I bring this up now only because we’ve had some distance from what happened against Houston—a game Marvin Lewis himself had deemed the biggest of his career. That game in many ways defined his tenure with the Bengals—a strong start followed by an inexplicable, unimaginable collapse. If that was the truest, most important test of his abilities he failed…badly.

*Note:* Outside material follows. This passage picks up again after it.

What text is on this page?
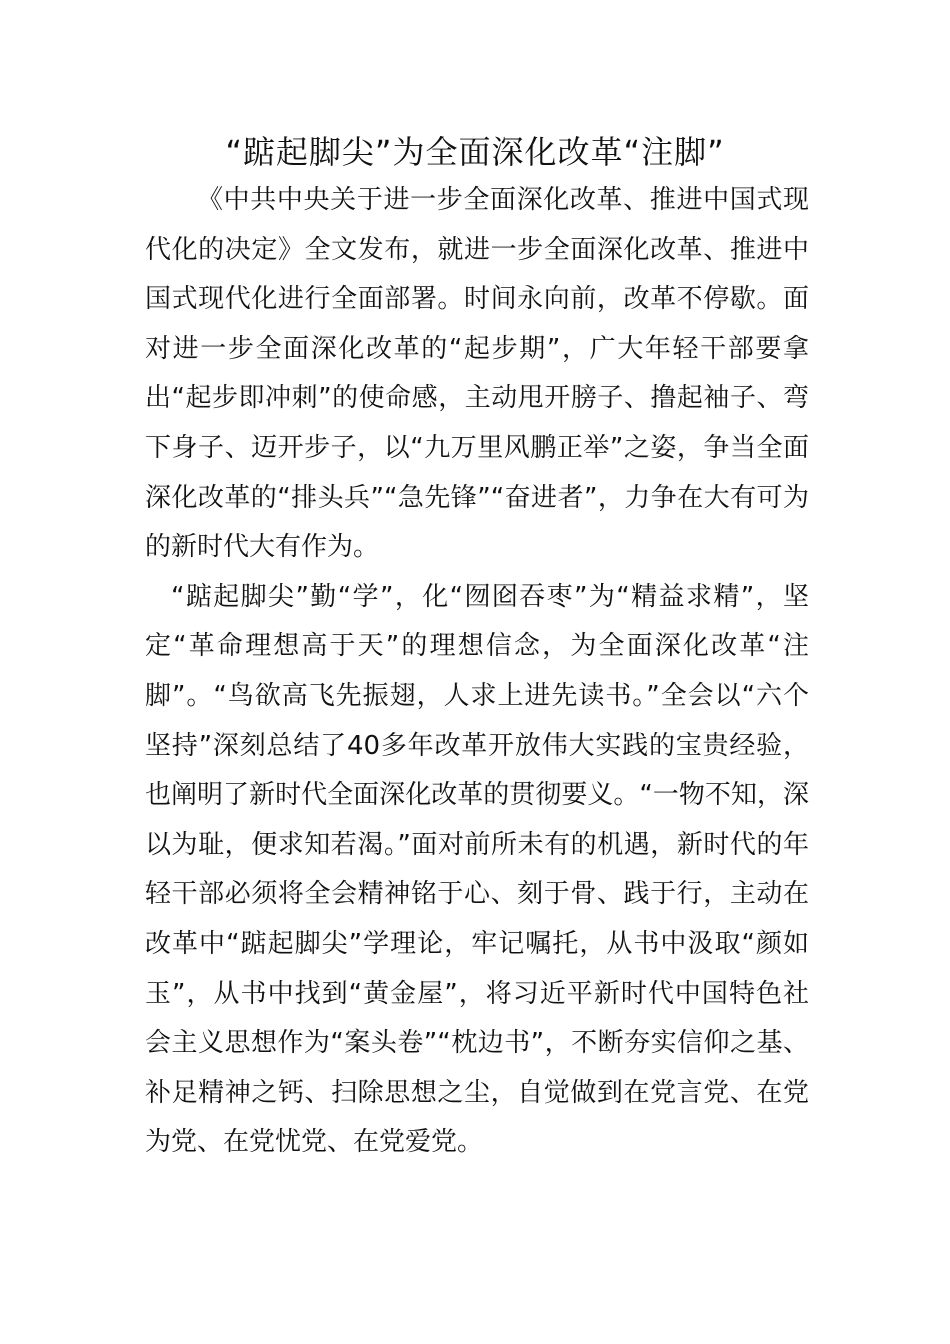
“踮起脚尖”为全面深化改革“注脚”

《中共中央关于进一步全面深化改革、推进中国式现代化的决定》全文发布，就进一步全面深化改革、推进中国式现代化进行全面部署。时间永向前，改革不停歇。面对进一步全面深化改革的“起步期”，广大年轻干部要拿出“起步即冲刺”的使命感，主动甩开膀子、撸起袖子、弯下身子、迈开步子，以“九万里风鹏正举”之姿，争当全面深化改革的“排头兵”“急先锋”“奋进者”，力争在大有可为的新时代大有作为。

“踮起脚尖”勤“学”，化“囫囵吞枣”为“精益求精”，坚定“革命理想高于天”的理想信念，为全面深化改革“注脚”。“鸟欲高飞先振翅，人求上进先读书。”全会以“六个坚持”深刻总结了40多年改革开放伟大实践的宝贵经验，也阐明了新时代全面深化改革的贯彻要义。“一物不知，深以为耻，便求知若渴。”面对前所未有的机遇，新时代的年轻干部必须将全会精神铭于心、刻于骨、践于行，主动在改革中“踮起脚尖”学理论，牢记嘱托，从书中汲取“颜如玉”，从书中找到“黄金屋”，将习近平新时代中国特色社会主义思想作为“案头卷”“枕边书”，不断夯实信仰之基、补足精神之钙、扫除思想之尘，自觉做到在党言党、在党为党、在党忧党、在党爱党。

But given a second chance, Lewis can now make things right. While many, including Dave Lapham, have suggested that one could still consider this season a success should the Bengals not reach the playoffs, it’s hard to see losing five of your last seven games as a kind of gateway to a glittering future. Dalton has been superb in stretches. A.J. Green might be the best rookie wide receiver since Randy Moss. The defense has pummeled opponents. But all of this has come in incremental spurts. They’ve yet to define, truly define, what kind of team they actually are and will be.
Indeed, the thread of unkept promise—the story of youth and of sport—has been the central narrative point throughout Lewis’s tenure from 2003 to 2010. But things, he said, with his reappointment before this season, were supposed to be different. His teams would play without internal and external distractions (Read: The TOCHO Show), with the urgency and consistency that defines the best NFL teams. Instead, we’ve seen the team change its tempo and demeanor, its poise and intelligence from quarter-to-quarter with the flickering glow of a candle from one of the lower rooms on Downton Abbey.
And now comes Sunday—the last game of the season and truly the biggest game of Lewis’s life as a head coach. With it come the Ravens, whom despite, for lack of better adjectives, being strong and mean, have struggled over the years at Paul Brown Stadium. Before a full stadium, these Bengals will have a chance to do what was once unthinkable—play for a spot in the playoffs.
In no way is this a team that can do it. But Sunday will prove whether Lewis is the right man to lead a team that actually can.